Underwater drones could transform hurricane forecasts

Researchers found that all 11 hurricanes they investigated that went through the mid-Atlantic in summer experienced ahead-of-eye cooling. This indicator was not previously known.
The key to predicting storm intensity may lie below the surface, says Undark magazine.
In August 2011, with Hurricane Irene bearing down on the mid-Atlantic coast, Scott Glenn, an ocean engineering researcher at Rutgers University, made a bold decision.
While most other research teams moved their ships, personnel, and expensive hardware to safety ahead of the hurricane, Glenn left his data-collecting drone—a torpedo-shaped underwater “glider” about 6 feet long and worth about $150,000—directly in its path.

Because that remote-controlled glider survived Irene—much to the relief of the New Jersey Department of Environmental Protection, which technically owned it—it may have helped to change the science of hurricane-intensity prediction.
Hurricanes are considered atmospheric storms even though they can’t live without drawing fuel from warm ocean water. While scientists have long known that hurricanes leave the ocean below them substantially cooler as they pull up energy from warm water, forecast models have long assumed that ocean conditions are slow to change and therefore factor them in as constants rather than driving factors in determining a storm’s strength.
But Glenn challenged that assumption when his drone detected a rapid and sharp drop in ocean temperature ahead of Irene’s eye that coincided with a decrease in the storm’s intensity just before it hit the New Jersey shore.

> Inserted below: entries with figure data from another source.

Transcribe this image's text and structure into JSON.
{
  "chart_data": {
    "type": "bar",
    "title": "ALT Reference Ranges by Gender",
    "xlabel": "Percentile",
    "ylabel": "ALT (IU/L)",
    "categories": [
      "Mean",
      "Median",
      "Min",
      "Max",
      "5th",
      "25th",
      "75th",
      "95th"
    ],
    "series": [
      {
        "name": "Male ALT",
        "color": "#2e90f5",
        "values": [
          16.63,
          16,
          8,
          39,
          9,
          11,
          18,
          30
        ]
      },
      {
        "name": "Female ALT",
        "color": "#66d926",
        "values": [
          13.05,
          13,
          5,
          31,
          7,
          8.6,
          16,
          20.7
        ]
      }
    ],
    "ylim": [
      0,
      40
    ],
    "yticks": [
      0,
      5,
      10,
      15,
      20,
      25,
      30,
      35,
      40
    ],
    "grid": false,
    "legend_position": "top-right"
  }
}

He confirmed that discovery in reverse 14 months later when a rise in water temperature as Hurricane Sandy approached the same New Jersey shore coincided with an increase in the storm’s intensity.
“It’s very simple,” Glenn says. “If the ocean’s warm, it increases intensity. If the ocean’s cool, it decreases intensity. So if you want to get the intensity right, you have to get the ocean right.”

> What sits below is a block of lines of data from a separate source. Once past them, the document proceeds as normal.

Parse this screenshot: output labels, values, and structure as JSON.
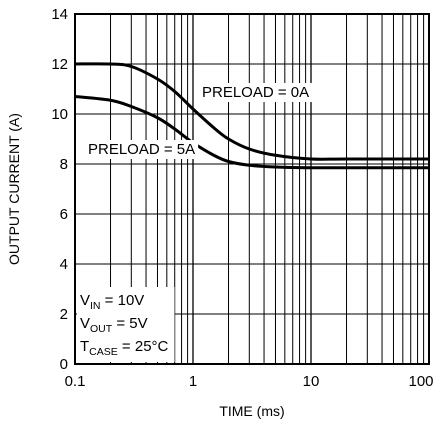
{
  "chart_data": {
    "type": "line",
    "xscale": "log",
    "xlim": [
      0.1,
      100
    ],
    "ylim": [
      0,
      14
    ],
    "grid": true,
    "xlabel": "TIME (ms)",
    "ylabel": "OUTPUT CURRENT (A)",
    "x_ticks": [
      0.1,
      1,
      10,
      100
    ],
    "x_tick_labels": [
      "0.1",
      "1",
      "10",
      "100"
    ],
    "y_ticks": [
      0,
      2,
      4,
      6,
      8,
      10,
      12,
      14
    ],
    "y_tick_labels": [
      "0",
      "2",
      "4",
      "6",
      "8",
      "10",
      "12",
      "14"
    ],
    "series": [
      {
        "name": "PRELOAD = 0A",
        "x": [
          0.1,
          0.2,
          0.3,
          0.5,
          0.7,
          1,
          1.5,
          2,
          3,
          5,
          10,
          20,
          100
        ],
        "y": [
          12.0,
          12.0,
          11.9,
          11.4,
          10.9,
          10.2,
          9.45,
          9.0,
          8.6,
          8.35,
          8.2,
          8.2,
          8.2
        ]
      },
      {
        "name": "PRELOAD = 5A",
        "x": [
          0.1,
          0.2,
          0.3,
          0.5,
          0.7,
          1,
          1.5,
          2,
          3,
          5,
          10,
          20,
          100
        ],
        "y": [
          10.7,
          10.55,
          10.3,
          9.85,
          9.4,
          8.85,
          8.35,
          8.1,
          7.95,
          7.88,
          7.85,
          7.85,
          7.85
        ]
      }
    ],
    "conditions": [
      {
        "main": "V",
        "sub": "IN",
        "rest": " = 10V"
      },
      {
        "main": "V",
        "sub": "OUT",
        "rest": " = 5V"
      },
      {
        "main": "T",
        "sub": "CASE",
        "rest": " = 25°C"
      }
    ]
  }
}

If Glenn is correct, and data like his can be made available to meteorologists and researchers in a timely way, it could dramatically improve the accuracy of hurricane intensity forecasting, which has barely budged in recent years even as track forecasting has gotten better by orders of magnitude. It could also benefit emergency agencies, particularly in cases where residents have ignored warnings because previous forecasts were overblown.
“It makes all the sense in the world,” says Jennifer Francis, a senior scientist at the Woods Hole Research Center in Massachusetts who specializes in Arctic climate change and how that affects weather patterns in the middle latitudes. Until recently, Francis worked in the same department as Glenn at Rutgers, but she conducted no joint research with him.
“This really key factor is probably going to offer a big step forward in doing a better job with intensity forecasting,” Francis said.
Until drone gliders came along, forecasters had no way of knowing what was going on below the ocean surface during a storm. Unlike the hurricane-hunter aircraft that fly into and around storms, it’s too dangerous to leave ships in their path to take measurements.
And satellites—which can only measure surface temperatures under the best of conditions—can’t detect anything through storm clouds.